11 May 2005

Valley Hispanic boycott called a success

Yesterday was pronounced Day Without Hispanics by Arizona Hispanic leaders to protest recent actions by the state legislature.
Several restaurants, carwashes, construction companies and golf courses reported higher absenteeism. Some, such as Baja Fresh Downtown, closed for the day. Lombardi's Restaurant at Arizona Center limited its menu to salads and pastas because of a reduced kitchen crew.

Some roofing companies were crippled by the boycott. An office worker who answered the phone at Catalina Roofing and Supply in Phoenix said none of the company's 160 roofers showed up for work Tuesday.

At San Tan Roofing and Superstition Carpentry in Gilbert, half of the company's 150 roofers and 400 of its 700 framers didn't show up for work, Chief Financial Officer William McGlothlin said. Ninety percent of the company's workforce is Hispanic.

Some of my thoughts on illegal immigration, no doubt repeated from past missives…

  • I have no sympathy for employers who rely upon illegal aliens for their labor force composition. This is where the problem could be really nipped in the bud, if punitive measures were taken against those who provide the greatest incentive for illegal immigration. Until such actions are taken, no other proposed solution will have any significant effect. The argument that my company must hire illegals because the competition does holds no sway with me, as I believe one must always choose the ethical road.

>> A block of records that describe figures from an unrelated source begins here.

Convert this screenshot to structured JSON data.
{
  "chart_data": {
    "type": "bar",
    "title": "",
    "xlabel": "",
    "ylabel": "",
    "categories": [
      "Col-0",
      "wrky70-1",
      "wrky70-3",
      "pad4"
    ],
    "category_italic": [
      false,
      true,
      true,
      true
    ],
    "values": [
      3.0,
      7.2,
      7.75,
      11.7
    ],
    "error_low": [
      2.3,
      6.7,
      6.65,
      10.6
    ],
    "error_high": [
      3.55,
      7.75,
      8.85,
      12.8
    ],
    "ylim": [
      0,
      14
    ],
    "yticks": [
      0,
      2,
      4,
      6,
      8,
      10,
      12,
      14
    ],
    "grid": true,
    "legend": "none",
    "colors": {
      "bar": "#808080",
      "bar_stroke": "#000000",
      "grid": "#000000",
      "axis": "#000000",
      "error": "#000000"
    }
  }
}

  • I am opposed to any guest worker proposals, as any such programs will in effect render a whole class of people as sub-humans, not entitled to the same rights as Americans, which is totally un-American in my belief. Sure, it will be dressed up in euphemistic wrappers, but bottom line is it will be the equivalent of legalized indentured servitude, with little recourse for those who are on the receiving end of employer abuse and injustice. Not being accorded official "citizen" status should not translate to victim of abuse, or even preferential worker over American citizen.

  • The notion of a huge economic impact due to the curtailment of illegal immigration is total nonsense. The scare mongering that lettuce will cost $10 a head is ridiculous, and recent labor protests have illustrated this clearly — tomato gatherers for Taco Bell recently received double wages after a successful public relations campaign, yet the contract firm was barely dented in their inbound profit flow. Tennis shoes have a raw production cost of a dollar, but they are sold to Americans for $50 and greater. Labor costs amount to a very small sliver of the pie, in just about all fields of commerce and industry.

  • If there is truly a need to import more workers, then fast track provisions should be implemented to allot more legal immigration resulting in more American citizens. Such arguments should undergo critical scrutiny, as employers will always argue that there is a shortage of workers, when they actually mean there is a "shortage of workers willing to work at the wages they are offering".

  • Nothing happens in a vacuum. Illegal immigration brings undesireable elements that accompany honest, hard working folks. It causes deterioration to neighborhoods and a strain on already impacted community resources. Basically, it's a form of corporate welfare where employer receives benefits of a captive labor force whilst other Arizonans must pay (or suffer) for additional services rendered, be it police, school, hospital, park, city or whatever. The most critical of these unintended consequences, is the lowered security and danger introduced to Arizonans.

  • The buck stops with the Bush administration, and simply, they are reneging on their obligation to secure the borders and have turned a blind eye to the problem. But it probably would be no different under a Gore or Kerry administration either, as both parties refuse to address an issue that many Americans feel should be on top of the priority list.

I rarely agree with conservative columnist Thomas Sowell, but this column by him lays out some truths, even if I disagree with his points about a "living wage". He glosses over the natural phenomenon that wages tend to sink to just above subsistence level, and that for many illegal aliens, subsistence level is a mark well below that of an American worker, as there is acceptance of dormitory living and the meager leftover wages are sent back to Mexico, where the dollar goes a lot further.